Belediye başkanına yüklenen sorumluluk standardının dosyadan dosyaya değiştiğini belirten Yavaş, “Herkese ayrı ayrı işleyen bu adalet anlayışının kabul edilmesi mümkün değildir” diyerek tepki gösterdi.
İçişleri’nin Soruşturma İzni Kararı Tartışma Yarattı
Bakanlığın kararı, dosyada adının bulunmaması ve önceki emsal kararlar nedeniyle kamuoyunda tartışma konusu oldu. Hukukçular, belediye başkanının doğrudan yetkisi olmayan işlemlerden sorumlu tutulmasının istisnai bir durum olduğunu ifade ediyor.
Yavaş: “Bu Kararın Yargıdan Döneceğine İnanıyoruz”
Yavaş, belediye olarak hukukun üstünlüğüne güvendiklerini belirterek, “Adalet er ya da geç tecelli edecektir. Bu kararın da yargıdan döneceğine olan inancımız tamdır” dedi.

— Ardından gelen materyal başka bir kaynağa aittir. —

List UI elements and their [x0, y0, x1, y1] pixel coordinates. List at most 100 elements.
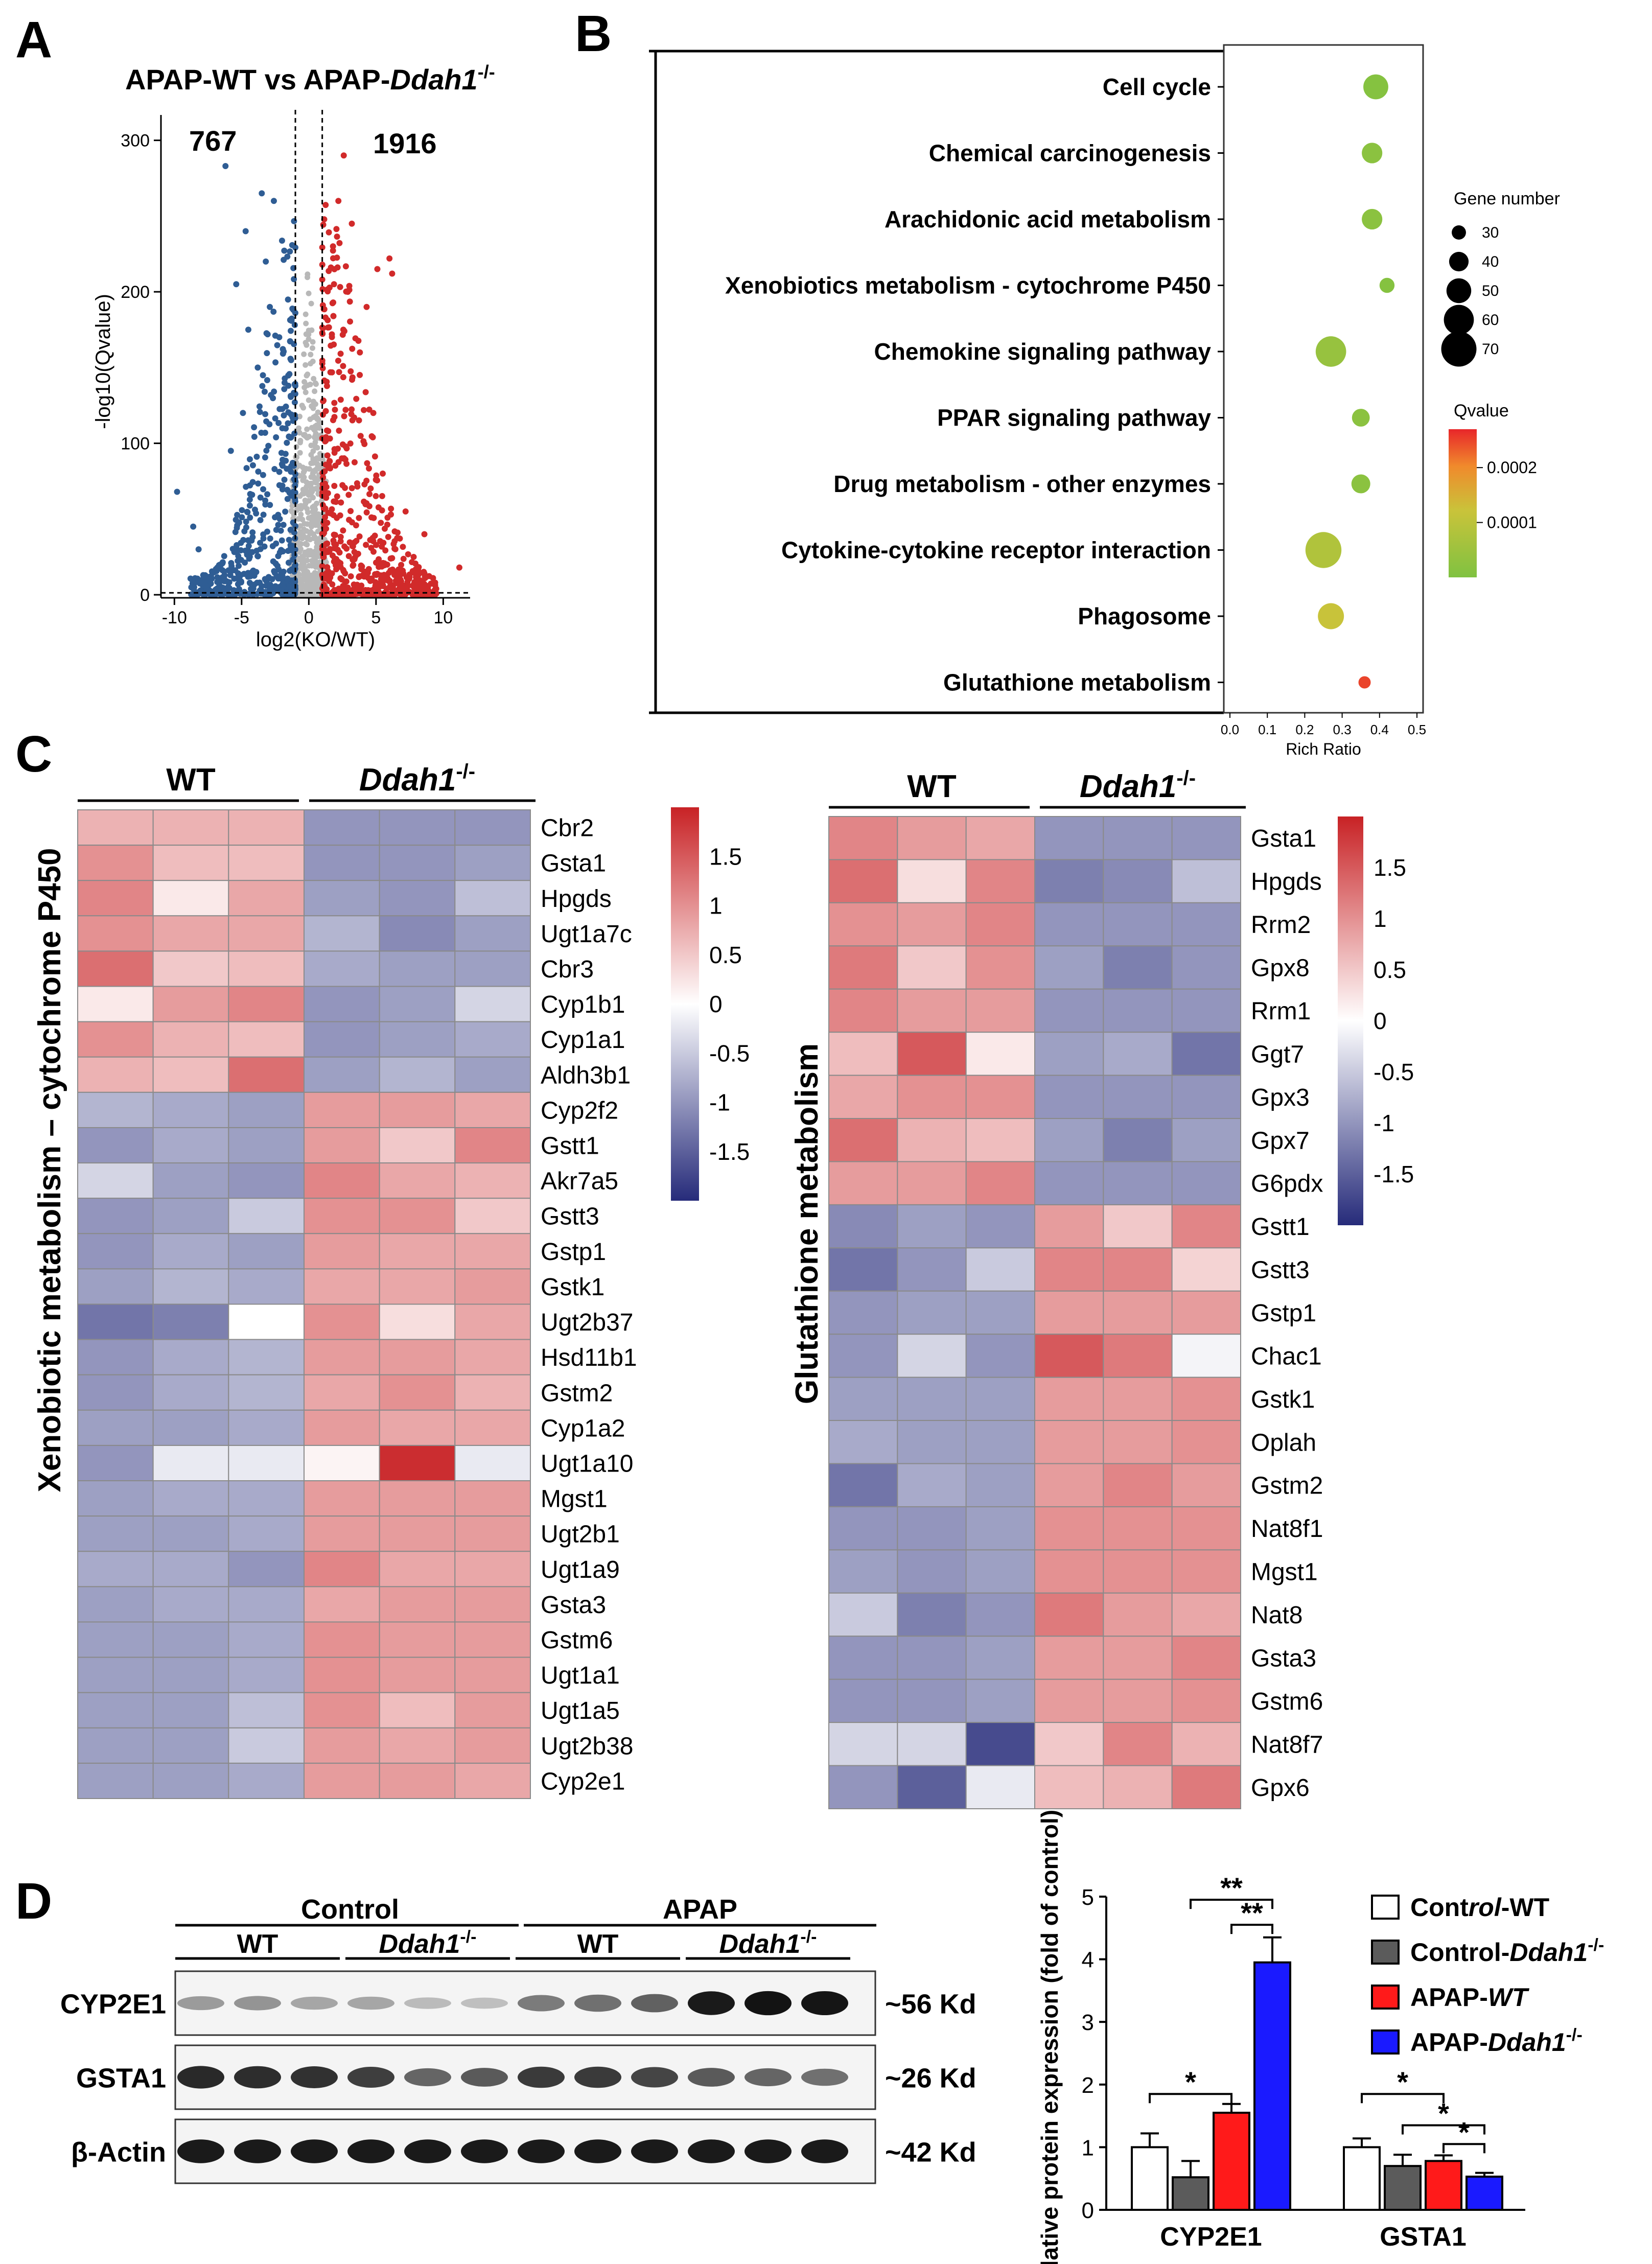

“Hukuk Bir Gün Herkese Lâzım Olacaktır” Mesajı
Açıklamasında hukukun tarafsızlığına ve evrensel ilkelere vurgu yapan Yavaş, “Hukuk herkes için gereklidir. Bir gün herkese lazım olacaktır” ifadeleriyle mesaj verdi.
Danıştay’a İtiraz Hazırlığı Başladı
Yavaş, soruşturma iznine karşı yasal haklarını kullanacaklarını belirterek kısa sürede Danıştay’a başvuracaklarını açıkladı. Bu süreçte dava dilekçesinin uzman hukukçular tarafından hazırlandığı öğrenildi.
Siyasi ve Hukuki Yansımalar Yakından İzleniyor
Soruşturma izni kararı, yerel yönetimler ile merkezi idare arasındaki yetki tartışmalarını yeniden gündeme taşıdı. Uzmanlar, kararın gelecekte belediye başkanları açısından emsal oluşturup oluşturmayacağının dikkatle takip edileceğini belirtiyor.
Mansur Yavaş hakkında verilen soruşturma izni, hem hukuki hem de siyasi açıdan yeni tartışmaların fitilini ateşledi. Hukuki açıdan en çok öne çıkan nokta, dosyada Yavaş’ın adının geçmemesi ve geçmişte benzer durumlarda başkanlara sorumluluk yüklenmeyen emsal kararların bulunması. Bu durum, karara yönelik “çelişki” ve “çifte standart” eleştirilerinin temelini oluşturuyor.
Siyasi açıdan ise yaklaşan yerel seçim ve Ankara’daki güç dengeleri, kararın farklı kesimlerde farklı yorumlanmasına yol açıyor. Sürecin Danıştay’da nasıl sonuçlanacağı, hem kamuoyunun hem de hukuk çevrelerinin yakından takip edeceği bir konu olarak öne çıkıyor.